I'm disappointed Angela Merkel dropped the idea of forcing banks to write down debt. This essentially means the debt will be taken on by the taxpayers. Private gains, socialize the losses.

"European Union leaders dropped their demand that investors share the cost of bailouts"

"With Merkel backing down, leaders agreed this morning to now accelerate the start of their 500 billion-euro fund ($666 billion) to next year."
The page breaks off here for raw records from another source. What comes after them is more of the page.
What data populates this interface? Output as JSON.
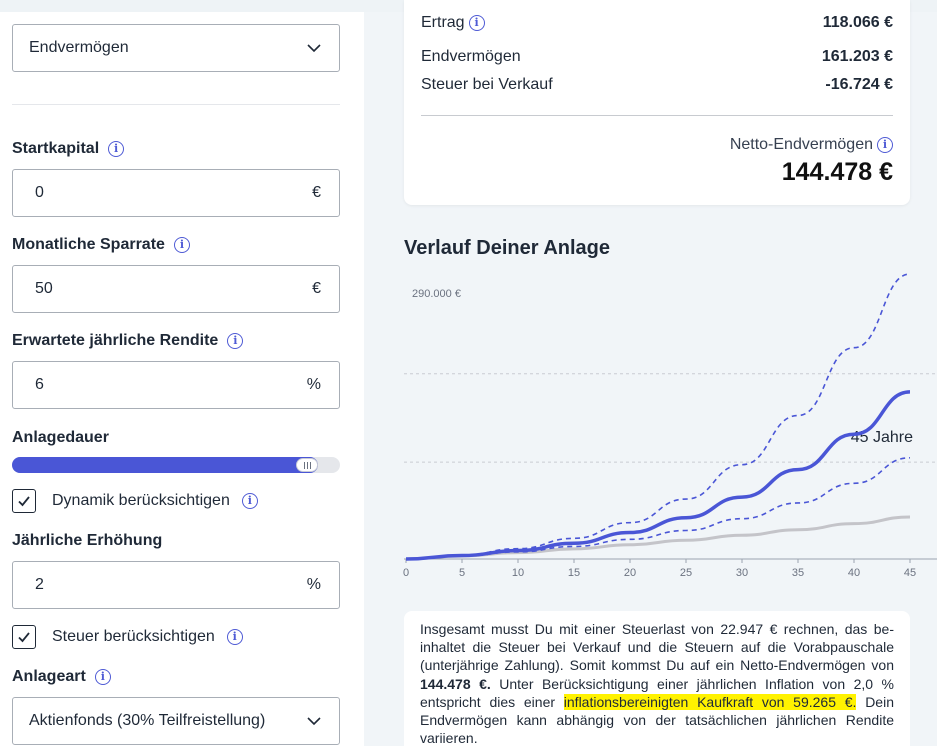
{
  "form": {
    "goal_select": {
      "value": "Endvermögen"
    },
    "startkapital": {
      "label": "Startkapital",
      "value": "0",
      "unit": "€"
    },
    "sparrate": {
      "label": "Monatliche Sparrate",
      "value": "50",
      "unit": "€"
    },
    "rendite": {
      "label": "Erwartete jährliche Rendite",
      "value": "6",
      "unit": "%"
    },
    "anlagedauer": {
      "label": "Anlagedauer",
      "value_text": "45 Jahre",
      "slider_fraction": 0.9
    },
    "dynamik": {
      "label": "Dynamik berücksichtigen",
      "checked": true
    },
    "erhoehung": {
      "label": "Jährliche Erhöhung",
      "value": "2",
      "unit": "%"
    },
    "steuer": {
      "label": "Steuer berücksichtigen",
      "checked": true
    },
    "anlageart": {
      "label": "Anlageart",
      "value": "Aktienfonds (30% Teilfreistellung)"
    }
  },
  "summary": {
    "ertrag": {
      "label": "Ertrag",
      "value": "118.066 €"
    },
    "endvermoegen": {
      "label": "Endvermögen",
      "value": "161.203 €"
    },
    "steuer_verkauf": {
      "label": "Steuer bei Verkauf",
      "value": "-16.724 €"
    },
    "netto": {
      "label": "Netto-Endvermögen",
      "value": "144.478 €"
    }
  },
  "chart_title": "Verlauf Deiner Anlage",
  "chart_data": {
    "type": "line",
    "x_ticks": [
      0,
      5,
      10,
      15,
      20,
      25,
      30,
      35,
      40,
      45
    ],
    "y_label_top": "290.000 €",
    "xlim": [
      0,
      45
    ],
    "ylim": [
      0,
      290000
    ],
    "series": [
      {
        "style": "main",
        "color": "#4a56d6",
        "x": [
          0,
          5,
          10,
          15,
          20,
          25,
          30,
          35,
          40,
          45
        ],
        "y": [
          0,
          3500,
          8600,
          16000,
          27000,
          42000,
          63000,
          91000,
          127000,
          170000
        ]
      },
      {
        "style": "upper",
        "color": "#4a56d6",
        "x": [
          0,
          5,
          10,
          15,
          20,
          25,
          30,
          35,
          40,
          45
        ],
        "y": [
          0,
          4000,
          10500,
          21000,
          37000,
          61000,
          96000,
          146000,
          215000,
          290000
        ]
      },
      {
        "style": "lower",
        "color": "#4a56d6",
        "x": [
          0,
          5,
          10,
          15,
          20,
          25,
          30,
          35,
          40,
          45
        ],
        "y": [
          0,
          3000,
          7200,
          12800,
          20000,
          29000,
          41000,
          57000,
          77000,
          103000
        ]
      },
      {
        "style": "paid",
        "color": "#c4c4c9",
        "x": [
          0,
          5,
          10,
          15,
          20,
          25,
          30,
          35,
          40,
          45
        ],
        "y": [
          0,
          3100,
          6500,
          10300,
          14500,
          19100,
          24200,
          29800,
          36000,
          42800
        ]
      }
    ],
    "grid": true
  },
  "explanation": {
    "p1": "Insgesamt musst Du mit einer Steuerlast von 22.947 € rechnen, das be­inhaltet die Steuer bei Verkauf und die Steuern auf die Vorabpauschale (unterjährige Zahlung). Somit kommst Du auf ein Netto-Endvermögen von ",
    "netto_bold": "144.478 €.",
    "p2": " Unter Berücksichtigung einer jährlichen Inflation von 2,0 % entspricht dies einer ",
    "highlight": "inflationsbereinigten Kaufkraft von 59.265 €.",
    "p3": " Dein Endvermögen kann abhängig von der tatsächlichen jährlichen Ren­dite variieren."
  },
  "icons": {
    "info": "i",
    "check": "check-icon",
    "chevron": "chevron-down-icon"
  },
  "colors": {
    "accent": "#4a56d6",
    "highlight": "#fff200",
    "paid_line": "#c4c4c9"
  }
}
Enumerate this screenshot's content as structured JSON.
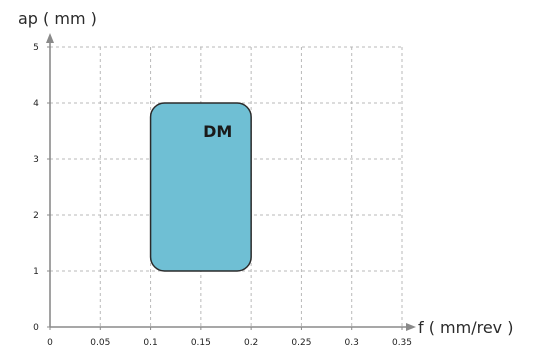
{
  "chart_data": {
    "type": "area",
    "xlabel": "f ( mm/rev )",
    "ylabel": "ap ( mm )",
    "xlim": [
      0,
      0.35
    ],
    "ylim": [
      0,
      5
    ],
    "x_ticks": [
      "0",
      "0.05",
      "0.1",
      "0.15",
      "0.2",
      "0.25",
      "0.3",
      "0.35"
    ],
    "y_ticks": [
      "0",
      "1",
      "2",
      "3",
      "4",
      "5"
    ],
    "grid": true,
    "regions": [
      {
        "label": "DM",
        "f_range": [
          0.1,
          0.2
        ],
        "ap_range": [
          1,
          4
        ],
        "color": "#6fbfd4",
        "outline": "#2b2b2b"
      }
    ]
  }
}
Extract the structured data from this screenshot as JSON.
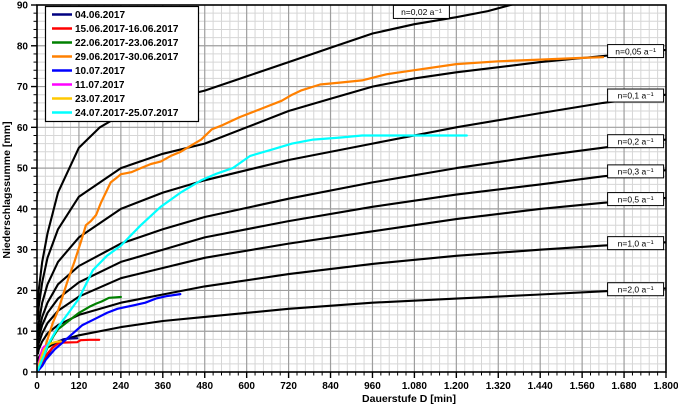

http://www.bloomberg.com/news/2011-...ors-to-take-writeoffs-in-future-bailouts.html
 
markmc20001;bt6196 said:
..."With Merkel backing down, leaders agreed this morning to now accelerate the start of their 500 billion-euro fund ($666 billion) to next year."
I believe 500 billion Euros will just about cover 14 months of Italian deficits alone. This is described as a long-term solution.
 
Just a clue that my analysis of the banking crisis has some merit. A new report on the collapse of the RBS will say that regulators did not understand the finances of the industry, not just that bank. It also says the bank was too dependent on "wholesale financing", meaning short-term revolving credit from other banks.

The same ominous terminology has been used recently by credit rating agencies when they downgraded debt ratings for three major French banks. The problem was that nobody, except those who would suffer if the bank collapsed, was willing to lend to it.
 
As someone with a foot in both the UK and continental Europe the possibility of the UK moving further away from Europe is bringing tears to my eyes.;)
 
Meanwhile, back in the U.S. we learn that top people at Fannie Mae and Freddie Mac have been charged with fraud. (For those outside the U.S. unfamiliar with these names, I include the alternatives Federal National Mortgage Association or FNMA and the Federal Home Loan Mortgage Corporation or FHLMC. These unusual individuals have had considerably more influence on Americans than more popular names like Fannie Brice ("Baby Snooks") and Freddie Mercury. They control far more money.)

I will hazard a prediction that the indicted individuals will mount successful defenses on the grounds that nobody could tell what was going on. This should be an indictment of the entire business, including its government components.
 
Minus the UK - not too stupid in many things except some proclaiming themselves medics. Now we relying on you ancientdaze to sort that out. Back to mince pies which - gee I wish they went down.